Eric: No actually, we’re very happy about the evil or the lack of evil comments. My own view on Google and where we are now is it we are facing the kind of criticisms that you're referencing because we are a company that is a disruptor. And we are also a company of significant scale. And I think we all agree to that. And we are in the information business and people care a lot of information for many legitimate reasons. And by the way the rule is different from country to country. So we have to deal with different standards, different social standards, different cultural standards to what people want.
So from our perspective, the principle of do no evil was not a rule in the sense that there was a defining line and you may do this and you may not do that, but it was more a practice. That If something appears evil, it’s okay in our culture for an employee of any kind to say anywhere, to say I think that’s evil. And it forces the conversation. So it’s a way of our culture, if you will, correcting around, maybe we’re making a mistake or maybe we’re too aggressive here or we’ retoo greedy here or what have you. And as long as we’re focus on end user benefit, we should be just fine.
Molly: And so interesting because it feels like that’s always been your position and yet you make people kind of nervous.
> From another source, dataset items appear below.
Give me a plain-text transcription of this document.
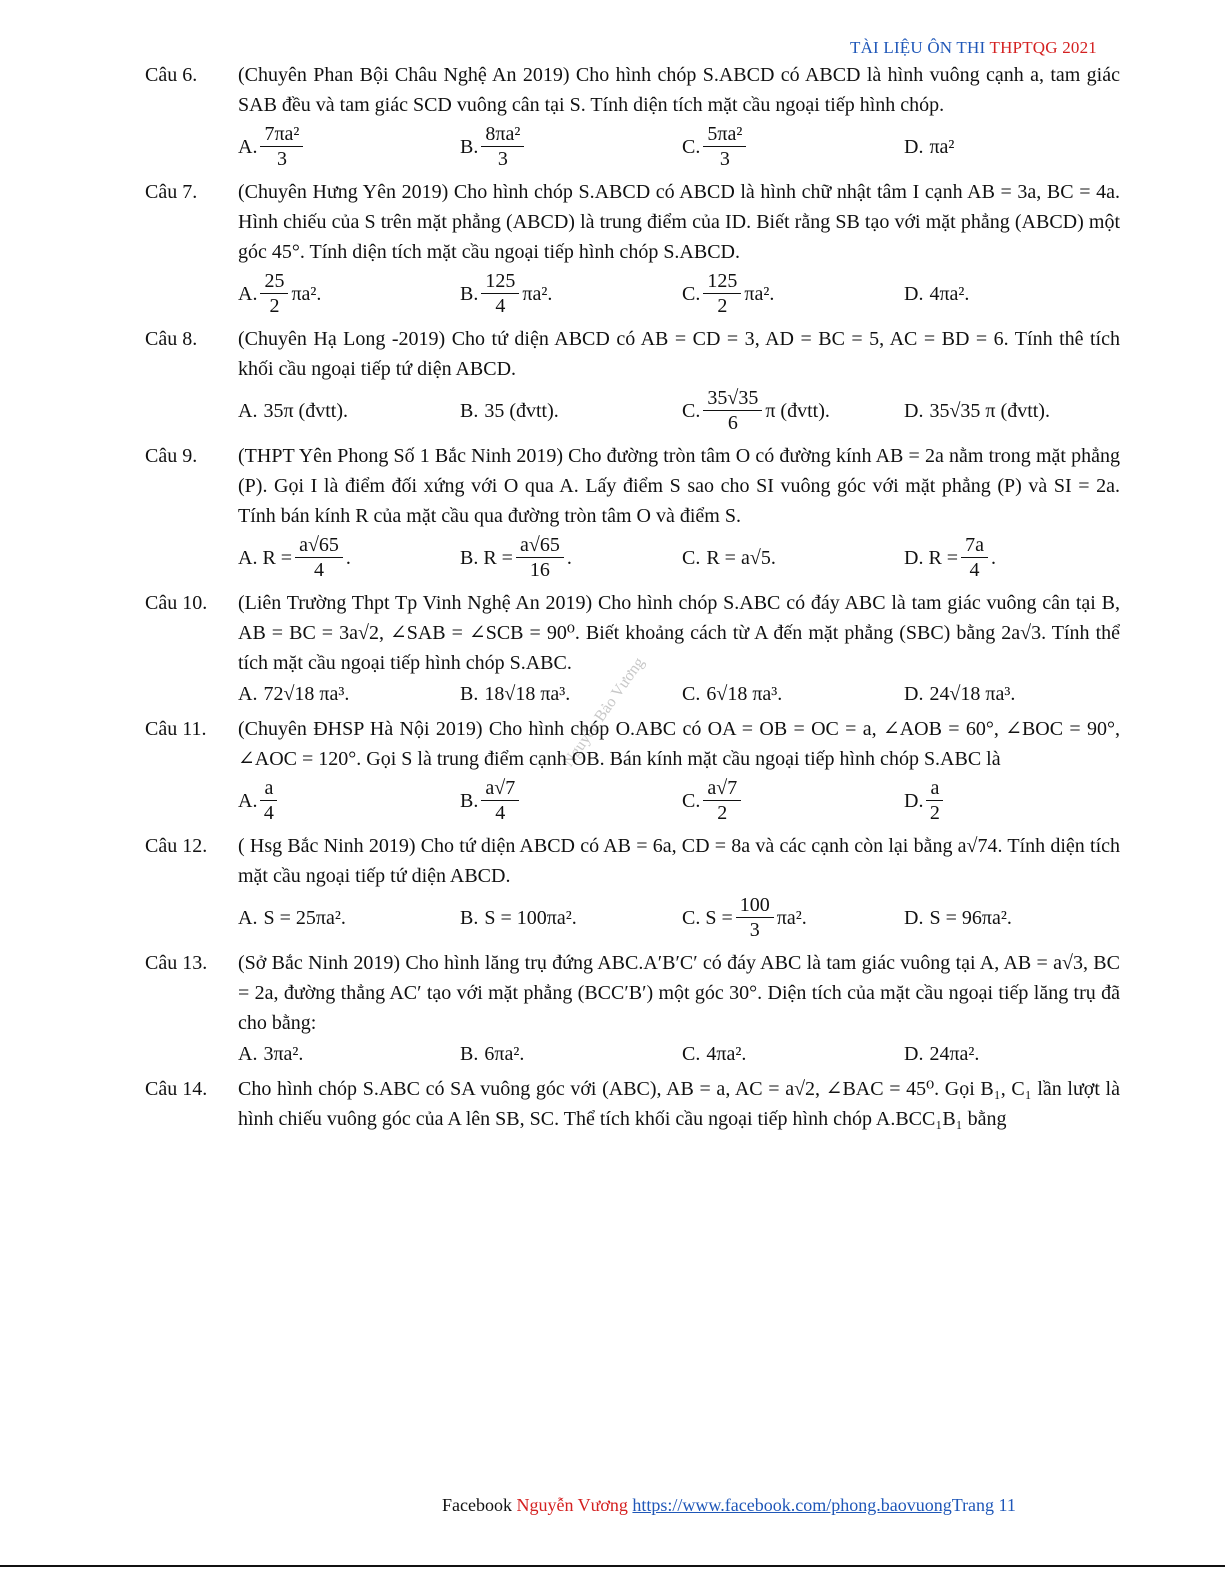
TÀI LIỆU ÔN THI THPTQG 2021
Nguyễn Bảo Vương
Câu 6. (Chuyên Phan Bội Châu Nghệ An 2019) Cho hình chóp S.ABCD có ABCD là hình vuông cạnh a, tam giác SAB đều và tam giác SCD vuông cân tại S. Tính diện tích mặt cầu ngoại tiếp hình chóp.
A. $\frac{\text{7πa²}}{3}$	B. $\frac{\text{8πa²}}{3}$	C. $\frac{\text{5πa²}}{3}$	D. πa²
Câu 7. (Chuyên Hưng Yên 2019) Cho hình chóp S.ABCD có ABCD là hình chữ nhật tâm I cạnh AB = 3a, BC = 4a. Hình chiếu của S trên mặt phẳng (ABCD) là trung điểm của ID. Biết rằng SB tạo với mặt phẳng (ABCD) một góc 45°. Tính diện tích mặt cầu ngoại tiếp hình chóp S.ABCD.
A. $\frac{25}{2} \pi a^2$.	B. $\frac{125}{4} \pi a^2$.	C. $\frac{125}{2} \pi a^2$.	D. 4πa².
Câu 8. (Chuyên Hạ Long -2019) Cho tứ diện ABCD có AB = CD = 3, AD = BC = 5, AC = BD = 6. Tính thê tích khối cầu ngoại tiếp tứ diện ABCD.
A. 35π (đvtt).	B. 35 (đvtt).	C. $\frac{35√35}{6}$ π (đvtt).	D. 35√35 π (đvtt).
Câu 9. (THPT Yên Phong Số 1 Bắc Ninh 2019) Cho đường tròn tâm O có đường kính AB = 2a nằm trong mặt phẳng (P). Gọi I là điểm đối xứng với O qua A. Lấy điểm S sao cho SI vuông góc với mặt phẳng (P) và SI = 2a. Tính bán kính R của mặt cầu qua đường tròn tâm O và điểm S.
A. $R = \frac{a√65}{4}$ .	B. $R = \frac{a√65}{16}$ .	C. R = a√5.	D. $R = \frac{7a}{4}$ .
Câu 10. (Liên Trường Thpt Tp Vinh Nghệ An 2019) Cho hình chóp S.ABC có đáy ABC là tam giác vuông cân tại B, AB = BC = 3a√2, ∠SAB = ∠SCB = 90⁰. Biết khoảng cách từ A đến mặt phẳng (SBC) bằng 2a√3. Tính thể tích mặt cầu ngoại tiếp hình chóp S.ABC.
A. 72√18 πa³.	B. 18√18 πa³.	C. 6√18 πa³.	D. 24√18 πa³.
Câu 11. (Chuyên ĐHSP Hà Nội 2019) Cho hình chóp O.ABC có OA = OB = OC = a, ∠AOB = 60°, ∠BOC = 90°, ∠AOC = 120°. Gọi S là trung điểm cạnh OB. Bán kính mặt cầu ngoại tiếp hình chóp S.ABC là
A. $\frac{a}{4}$	B. $\frac{a√7}{4}$	C. $\frac{a√7}{2}$	D. $\frac{a}{2}$
Câu 12. ( Hsg Bắc Ninh 2019) Cho tứ diện ABCD có AB = 6a, CD = 8a và các cạnh còn lại bằng a√74. Tính diện tích mặt cầu ngoại tiếp tứ diện ABCD.
A. S = 25πa².	B. S = 100πa².	C. $S = \frac{100}{3} \pi a^2$.	D. S = 96πa².
Câu 13. (Sở Bắc Ninh 2019) Cho hình lăng trụ đứng ABC.A′B′C′ có đáy ABC là tam giác vuông tại A, AB = a√3, BC = 2a, đường thẳng AC′ tạo với mặt phẳng (BCC′B′) một góc 30°. Diện tích của mặt cầu ngoại tiếp lăng trụ đã cho bằng:
A. 3πa².	B. 6πa².	C. 4πa².	D. 24πa².
Câu 14. Cho hình chóp S.ABC có SA vuông góc với (ABC), AB = a, AC = a√2, ∠BAC = 45⁰. Gọi B₁, C₁ lần lượt là hình chiếu vuông góc của A lên SB, SC. Thể tích khối cầu ngoại tiếp hình chóp A.BCC₁B₁ bằng
Facebook Nguyễn Vương https://www.facebook.com/phong.baovuongTrang 11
What do you think it is about Google at this point that makes people feel generally uneasy with? A lot of user question just saying, I'm scared. You have all of my stuff. Are you skynet? What do you think it is, is the size? Is it the information?
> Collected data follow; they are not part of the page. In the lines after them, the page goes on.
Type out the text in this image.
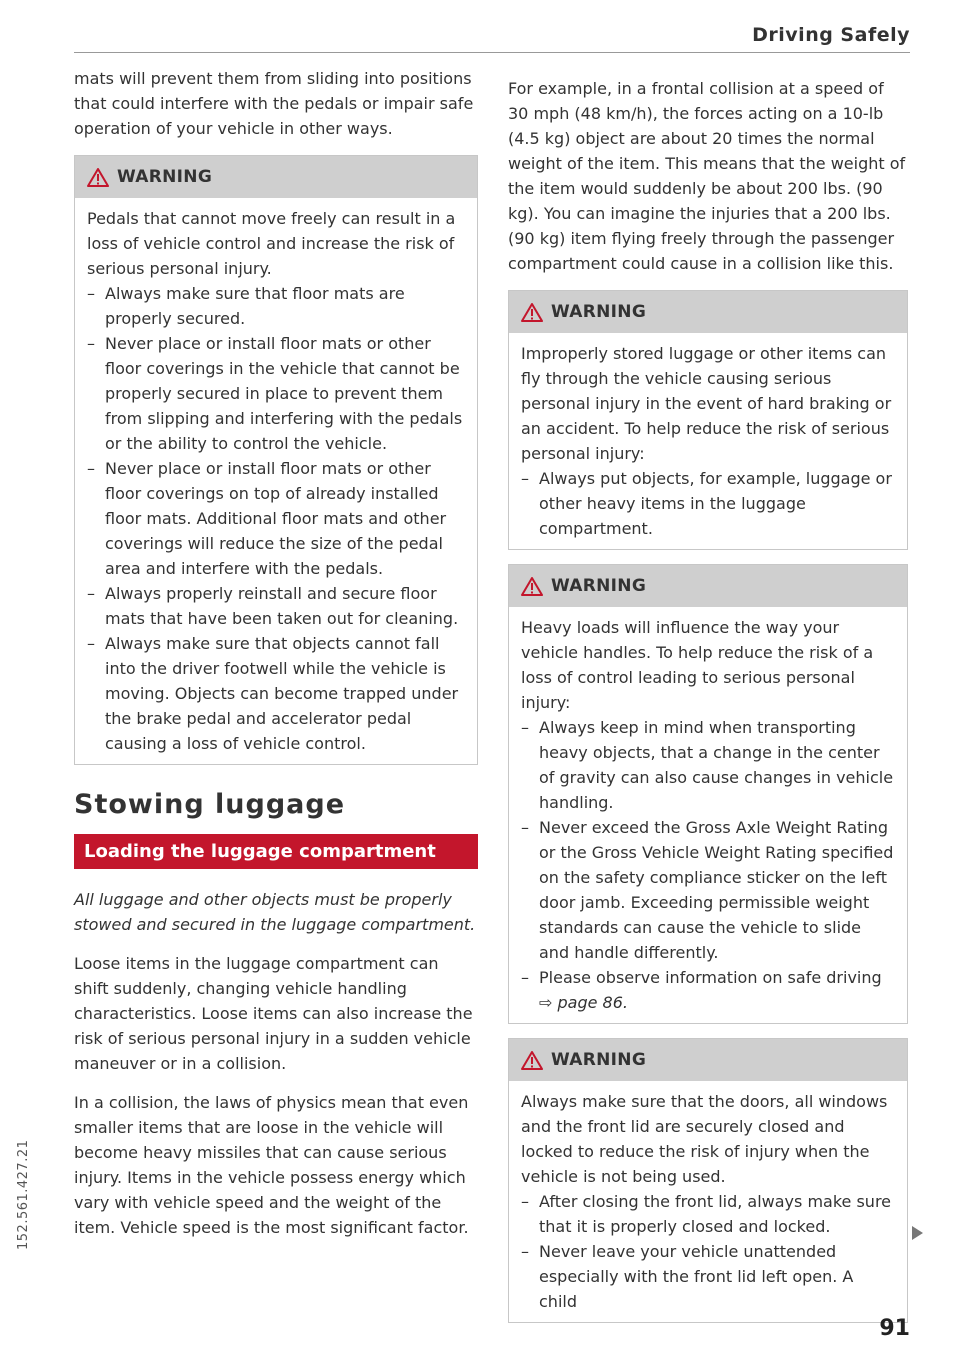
Driving Safely

mats will prevent them from sliding into positions that could interfere with the pedals or impair safe operation of your vehicle in other ways.

WARNING

Pedals that cannot move freely can result in a loss of vehicle control and increase the risk of serious personal injury.

– Always make sure that floor mats are properly secured.
– Never place or install floor mats or other floor coverings in the vehicle that cannot be properly secured in place to prevent them from slipping and interfering with the pedals or the ability to control the vehicle.
– Never place or install floor mats or other floor coverings on top of already installed floor mats. Additional floor mats and other coverings will reduce the size of the pedal area and interfere with the pedals.
– Always properly reinstall and secure floor mats that have been taken out for cleaning.
– Always make sure that objects cannot fall into the driver footwell while the vehicle is moving. Objects can become trapped under the brake pedal and accelerator pedal causing a loss of vehicle control.
Stowing luggage
Loading the luggage compartment

All luggage and other objects must be properly stowed and secured in the luggage compartment.

Loose items in the luggage compartment can shift suddenly, changing vehicle handling characteristics. Loose items can also increase the risk of serious personal injury in a sudden vehicle maneuver or in a collision.

In a collision, the laws of physics mean that even smaller items that are loose in the vehicle will become heavy missiles that can cause serious injury. Items in the vehicle possess energy which vary with vehicle speed and the weight of the item. Vehicle speed is the most significant factor.

For example, in a frontal collision at a speed of 30 mph (48 km/h), the forces acting on a 10-lb (4.5 kg) object are about 20 times the normal weight of the item. This means that the weight of the item would suddenly be about 200 lbs. (90 kg). You can imagine the injuries that a 200 lbs. (90 kg) item flying freely through the passenger compartment could cause in a collision like this.

WARNING

Improperly stored luggage or other items can fly through the vehicle causing serious personal injury in the event of hard braking or an accident. To help reduce the risk of serious personal injury:

– Always put objects, for example, luggage or other heavy items in the luggage compartment.
WARNING

Heavy loads will influence the way your vehicle handles. To help reduce the risk of a loss of control leading to serious personal injury:

– Always keep in mind when transporting heavy objects, that a change in the center of gravity can also cause changes in vehicle handling.
– Never exceed the Gross Axle Weight Rating or the Gross Vehicle Weight Rating specified on the safety compliance sticker on the left door jamb. Exceeding permissible weight standards can cause the vehicle to slide and handle differently.
– Please observe information on safe driving
⇨ page 86.
WARNING

Always make sure that the doors, all windows and the front lid are securely closed and locked to reduce the risk of injury when the vehicle is not being used.

– After closing the front lid, always make sure that it is properly closed and locked.
– Never leave your vehicle unattended especially with the front lid left open. A child
152.561.427.21
91
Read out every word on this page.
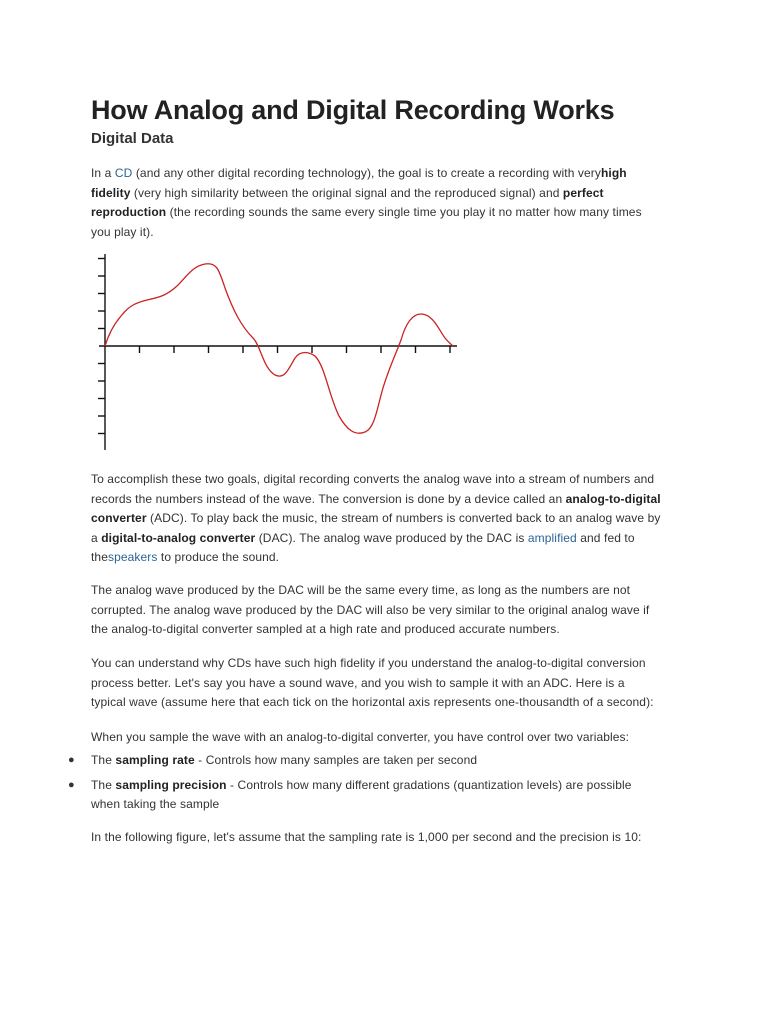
How Analog and Digital Recording Works
Digital Data

In a CD (and any other digital recording technology), the goal is to create a recording with veryhigh fidelity (very high similarity between the original signal and the reproduced signal) and perfect reproduction (the recording sounds the same every single time you play it no matter how many times you play it).

To accomplish these two goals, digital recording converts the analog wave into a stream of numbers and records the numbers instead of the wave. The conversion is done by a device called an analog-to-digital converter (ADC). To play back the music, the stream of numbers is converted back to an analog wave by a digital-to-analog converter (DAC). The analog wave produced by the DAC is amplified and fed to thespeakers to produce the sound.

The analog wave produced by the DAC will be the same every time, as long as the numbers are not corrupted. The analog wave produced by the DAC will also be very similar to the original analog wave if the analog-to-digital converter sampled at a high rate and produced accurate numbers.

You can understand why CDs have such high fidelity if you understand the analog-to-digital conversion process better. Let's say you have a sound wave, and you wish to sample it with an ADC. Here is a typical wave (assume here that each tick on the horizontal axis represents one-thousandth of a second):

When you sample the wave with an analog-to-digital converter, you have control over two variables:

● The sampling rate - Controls how many samples are taken per second
● The sampling precision - Controls how many different gradations (quantization levels) are possible when taking the sample

In the following figure, let's assume that the sampling rate is 1,000 per second and the precision is 10:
Eric: I think it’s a combination of size and scale, and we work hard to communicate our values a company. We also make it easier for people who are dissatisfied with Google to leave Google. We have the strangely named Did A Liberation Front Group, whose job is to get information out of Google and to our competitor’s systems. So we think that consumer is not only can trust us because of our public statements, plus if we violated them we would be sort of destroyed in the media and our brand. But also, we would do it for other reasons, good moral reasons. And finally we want to keep them as a customer. We make it easy for them to search.
Tom: I wanted to just go back to the evil notion for a second and just ask real quick. Has your cultural definition of evil change as you’ve grown from a smaller company focus almost exclusively on search to a company that is doing so many different things right now?
Eric: The significant change I think has been the globalization of the company. Because there are things which are not evil in America which are evil in other cultures.
Tom: And vice versa.
Eric: And vice versa. So there had been a number of cases, which I’d rather not go in to, where we had robust conversations, if you will. Where an employee or a group say, look this is just wrong. But it’s okay with American sensibilities, and vice versa. And we've taken the position that we are a global company, not just an American company. We have to represent and respect that. Certainly, the China decision, which is very controversial at the time, but I think ultimately the right one for us, is another example of a tortured internal discussion which ultimately came to roughly the right outcome.